Now, this is a perfectly reasonable look for a 2008 newsreader. But it's also a perfectly reasonable look for Farrah Fawcett.

Isn't that kind of interesting?
Seriously... the magenta, the frills, even the hairdo — it's not quite what you'd expect, right?

It could be 70s or even 80s, but either way it's unmistakably dated. A pastiche, even. Wear this out to a trendy bar and people will nod approvingly at your daring, ironical appropriation. And yet a fairly conservative, commercial, free-to-air television channel was willing to let their newsreader wear it on air. Did the producers think that this was a slightly daring fashion move, or a perfectly standard one? Or could they be so old-fashioned — ie, genuinely stuck-in-the-80s — that they didn't even notice how retro it looked?

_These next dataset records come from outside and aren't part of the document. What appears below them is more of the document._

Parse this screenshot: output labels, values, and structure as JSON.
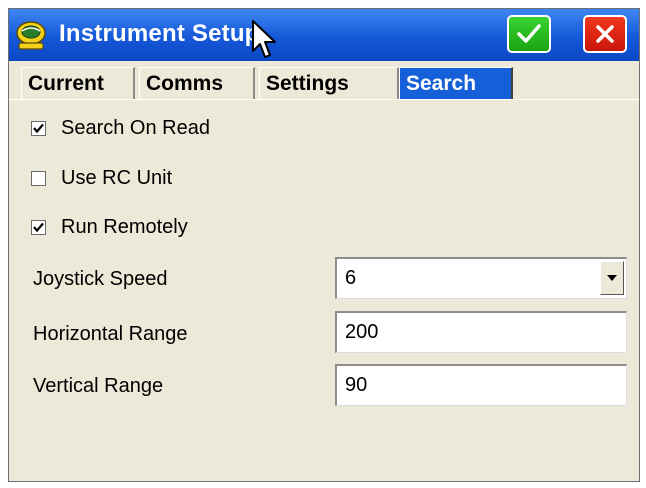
{
  "window": {
    "title": "Instrument Setup",
    "ok_icon": "checkmark-icon",
    "close_icon": "close-icon",
    "title_color": "#1558d8",
    "ok_color": "#1aa312",
    "close_color": "#c9160a"
  },
  "tabs": [
    {
      "label": "Current",
      "active": false
    },
    {
      "label": "Comms",
      "active": false
    },
    {
      "label": "Settings",
      "active": false
    },
    {
      "label": "Search",
      "active": true
    }
  ],
  "options": {
    "search_on_read": {
      "label": "Search On Read",
      "checked": true
    },
    "use_rc_unit": {
      "label": "Use RC Unit",
      "checked": false
    },
    "run_remotely": {
      "label": "Run Remotely",
      "checked": true
    }
  },
  "fields": {
    "joystick_speed": {
      "label": "Joystick Speed",
      "value": "6"
    },
    "horizontal_range": {
      "label": "Horizontal Range",
      "value": "200"
    },
    "vertical_range": {
      "label": "Vertical Range",
      "value": "90"
    }
  }
}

I'd love to take this as a sign that the producers are actually letting newsreaders wear whatever they want, in the hope that journalism will naturally overshadow presentation. Wouldn't it be refreshing to see something really unusual — newsreaders in t-shirts, maybe? (Please don't mention stuff like this, that's not what I'm talking about). Is there any good reason for male newsreaders to always appear in formal suit & tie, for example?

Uh, now I'm actually thinking about it... yeah, maybe. People are so used to the standard conventions of newsreaderwear (shiny formal) that they don't even think about it, which allows people to (hopefully) think about the actual news instead. If newsreaders wear an outfit out of the ordinary, it can be a distraction: not an opportunity for journalism to overshadow presentation, but the opposite.

Aw, nuts! I thought she looked cool. You know what? To hell with potential distractions, I'd still rather see newsreaders wearing whatever they want.